Um bei der ökologischen Wohnungsrenovierung ganz sicher zu gehen, empfiehlt sich der Rat und das spezielle Handwerk eines Spezialisten. Viele Fachhändler und Handwerksbetriebe bieten eine umfangreiche Beratung und individuelle Auskunft für ein ökologisches Renovierungskonzept. Wir stellen Ihnen in dem folgenden Betriebsportrait einen Partner vor, die sich als baubiologischer Fachhandel auf Naturbaustoffe spezialisiert hat:

Mordhorst der baubiologische Spezialist: Hier finden Sie alles was gesundes wohnen ausmacht, wie beispielsweise. Wandfarben aus Natur-Rezepturen oder unbehandelte Holzfußböden in Hamburgs größten Ausstellung an Naturholzböden, Naturparkettböden, Hobeldielen, Pitchpine u.v.m.

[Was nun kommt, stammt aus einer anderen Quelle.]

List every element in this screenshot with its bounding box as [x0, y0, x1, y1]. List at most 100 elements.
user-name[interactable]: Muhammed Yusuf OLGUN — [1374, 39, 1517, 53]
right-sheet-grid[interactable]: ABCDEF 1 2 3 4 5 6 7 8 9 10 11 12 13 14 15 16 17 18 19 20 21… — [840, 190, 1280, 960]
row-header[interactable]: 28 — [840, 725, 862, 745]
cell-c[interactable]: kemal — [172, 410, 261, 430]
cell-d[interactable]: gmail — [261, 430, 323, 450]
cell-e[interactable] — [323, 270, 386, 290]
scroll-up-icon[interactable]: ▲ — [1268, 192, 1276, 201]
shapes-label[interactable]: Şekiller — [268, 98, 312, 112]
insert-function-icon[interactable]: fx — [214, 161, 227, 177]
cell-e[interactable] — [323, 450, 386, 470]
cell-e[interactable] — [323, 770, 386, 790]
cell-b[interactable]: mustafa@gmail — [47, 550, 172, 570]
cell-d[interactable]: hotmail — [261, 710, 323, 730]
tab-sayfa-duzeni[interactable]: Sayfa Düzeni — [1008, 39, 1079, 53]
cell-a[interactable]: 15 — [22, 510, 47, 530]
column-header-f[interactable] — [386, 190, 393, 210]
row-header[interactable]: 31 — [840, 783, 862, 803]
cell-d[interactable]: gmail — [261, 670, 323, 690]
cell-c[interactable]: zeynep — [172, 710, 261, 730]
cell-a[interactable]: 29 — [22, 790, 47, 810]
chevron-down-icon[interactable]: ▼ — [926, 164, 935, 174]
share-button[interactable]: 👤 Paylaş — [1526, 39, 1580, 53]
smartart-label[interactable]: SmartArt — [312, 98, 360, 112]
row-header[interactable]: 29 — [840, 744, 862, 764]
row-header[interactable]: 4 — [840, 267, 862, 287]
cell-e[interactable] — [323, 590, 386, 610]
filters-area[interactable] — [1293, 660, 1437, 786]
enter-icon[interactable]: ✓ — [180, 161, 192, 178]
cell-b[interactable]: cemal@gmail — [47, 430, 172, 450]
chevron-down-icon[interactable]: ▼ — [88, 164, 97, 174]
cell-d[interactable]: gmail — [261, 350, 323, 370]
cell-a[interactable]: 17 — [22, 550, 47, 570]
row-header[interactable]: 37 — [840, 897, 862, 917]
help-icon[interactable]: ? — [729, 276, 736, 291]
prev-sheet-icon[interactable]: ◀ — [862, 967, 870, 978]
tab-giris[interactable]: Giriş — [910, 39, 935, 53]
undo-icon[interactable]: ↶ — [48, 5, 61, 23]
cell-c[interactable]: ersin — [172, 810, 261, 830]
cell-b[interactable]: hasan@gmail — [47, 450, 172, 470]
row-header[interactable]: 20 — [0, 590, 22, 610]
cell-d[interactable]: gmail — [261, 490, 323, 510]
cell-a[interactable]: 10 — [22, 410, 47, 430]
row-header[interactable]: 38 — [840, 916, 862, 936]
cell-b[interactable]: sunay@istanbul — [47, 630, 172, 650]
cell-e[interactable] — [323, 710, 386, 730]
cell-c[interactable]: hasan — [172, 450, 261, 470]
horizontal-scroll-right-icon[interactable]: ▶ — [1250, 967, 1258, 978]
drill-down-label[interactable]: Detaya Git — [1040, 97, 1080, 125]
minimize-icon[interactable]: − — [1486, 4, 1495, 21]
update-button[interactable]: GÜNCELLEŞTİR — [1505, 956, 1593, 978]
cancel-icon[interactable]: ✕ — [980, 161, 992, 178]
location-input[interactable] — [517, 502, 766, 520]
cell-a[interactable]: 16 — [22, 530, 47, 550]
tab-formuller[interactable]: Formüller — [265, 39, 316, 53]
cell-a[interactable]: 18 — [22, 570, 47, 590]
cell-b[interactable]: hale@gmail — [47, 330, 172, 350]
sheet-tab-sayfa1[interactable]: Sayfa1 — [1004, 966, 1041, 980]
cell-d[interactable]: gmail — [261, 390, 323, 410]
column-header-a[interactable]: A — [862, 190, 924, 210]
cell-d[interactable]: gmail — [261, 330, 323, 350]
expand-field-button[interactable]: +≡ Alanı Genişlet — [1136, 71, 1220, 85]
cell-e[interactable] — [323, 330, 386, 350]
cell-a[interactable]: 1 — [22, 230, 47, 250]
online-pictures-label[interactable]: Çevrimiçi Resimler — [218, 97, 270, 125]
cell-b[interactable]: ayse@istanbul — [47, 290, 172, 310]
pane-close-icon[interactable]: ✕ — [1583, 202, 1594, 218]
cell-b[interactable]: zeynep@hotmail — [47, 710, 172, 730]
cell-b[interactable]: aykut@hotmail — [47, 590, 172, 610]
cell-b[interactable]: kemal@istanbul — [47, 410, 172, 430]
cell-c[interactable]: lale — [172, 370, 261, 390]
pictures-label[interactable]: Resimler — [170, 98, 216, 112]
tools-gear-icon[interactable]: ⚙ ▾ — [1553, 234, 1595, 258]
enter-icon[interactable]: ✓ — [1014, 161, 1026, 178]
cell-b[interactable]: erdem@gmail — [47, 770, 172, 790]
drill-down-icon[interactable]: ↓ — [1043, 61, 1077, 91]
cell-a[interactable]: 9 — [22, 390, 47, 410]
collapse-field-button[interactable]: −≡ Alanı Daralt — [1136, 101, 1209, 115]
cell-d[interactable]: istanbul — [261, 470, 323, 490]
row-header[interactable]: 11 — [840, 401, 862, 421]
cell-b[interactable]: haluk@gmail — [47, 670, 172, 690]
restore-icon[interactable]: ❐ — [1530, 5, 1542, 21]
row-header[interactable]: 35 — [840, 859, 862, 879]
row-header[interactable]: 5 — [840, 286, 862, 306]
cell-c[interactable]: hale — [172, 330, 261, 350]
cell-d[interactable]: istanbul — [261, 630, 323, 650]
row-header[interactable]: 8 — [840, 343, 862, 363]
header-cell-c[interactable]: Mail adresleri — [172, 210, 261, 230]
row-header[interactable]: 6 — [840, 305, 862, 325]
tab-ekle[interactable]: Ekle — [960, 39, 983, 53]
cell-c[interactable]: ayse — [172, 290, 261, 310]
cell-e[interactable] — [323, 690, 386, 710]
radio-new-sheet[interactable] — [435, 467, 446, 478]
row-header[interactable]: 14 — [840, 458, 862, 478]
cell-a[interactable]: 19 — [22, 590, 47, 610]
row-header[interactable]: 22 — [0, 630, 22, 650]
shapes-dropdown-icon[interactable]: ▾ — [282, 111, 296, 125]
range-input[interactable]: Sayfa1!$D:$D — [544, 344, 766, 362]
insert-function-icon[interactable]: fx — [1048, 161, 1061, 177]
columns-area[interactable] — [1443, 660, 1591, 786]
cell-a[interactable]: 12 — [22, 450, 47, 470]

Prüfzeichen für gesundheit- und umweltvertägliche Produkte

Ob Prüfsiegel, Gütezeichen oder Label: Auf vielen Bauprodukten findet man inzwischen eine Vielzahl unterschiedlicher Zeichen, welche Aussage über die Gesundheits- und Umweltverträglichkeit machen sollen. Dabei sind die Prüfkriterien oder auch die dahinter stehenden Organisationen nicht immer gleich ersichtlich. Wir stellen ihnen die wichtigsten Prüfzeichen vor auf die sie beim Kauf achten sollten:

Blauer Engel, für besonders umweltschonende Produkte
GUT-Signet, steht für schadstoffgeprüfte Teppichböden
eco-Institut-Label, akkreditiertes und unabhängiges Prüflabor
Rugmark-Label, engagiert sich für die Abschafftung illegaler Kinderarbeit in der Teppichindustrie.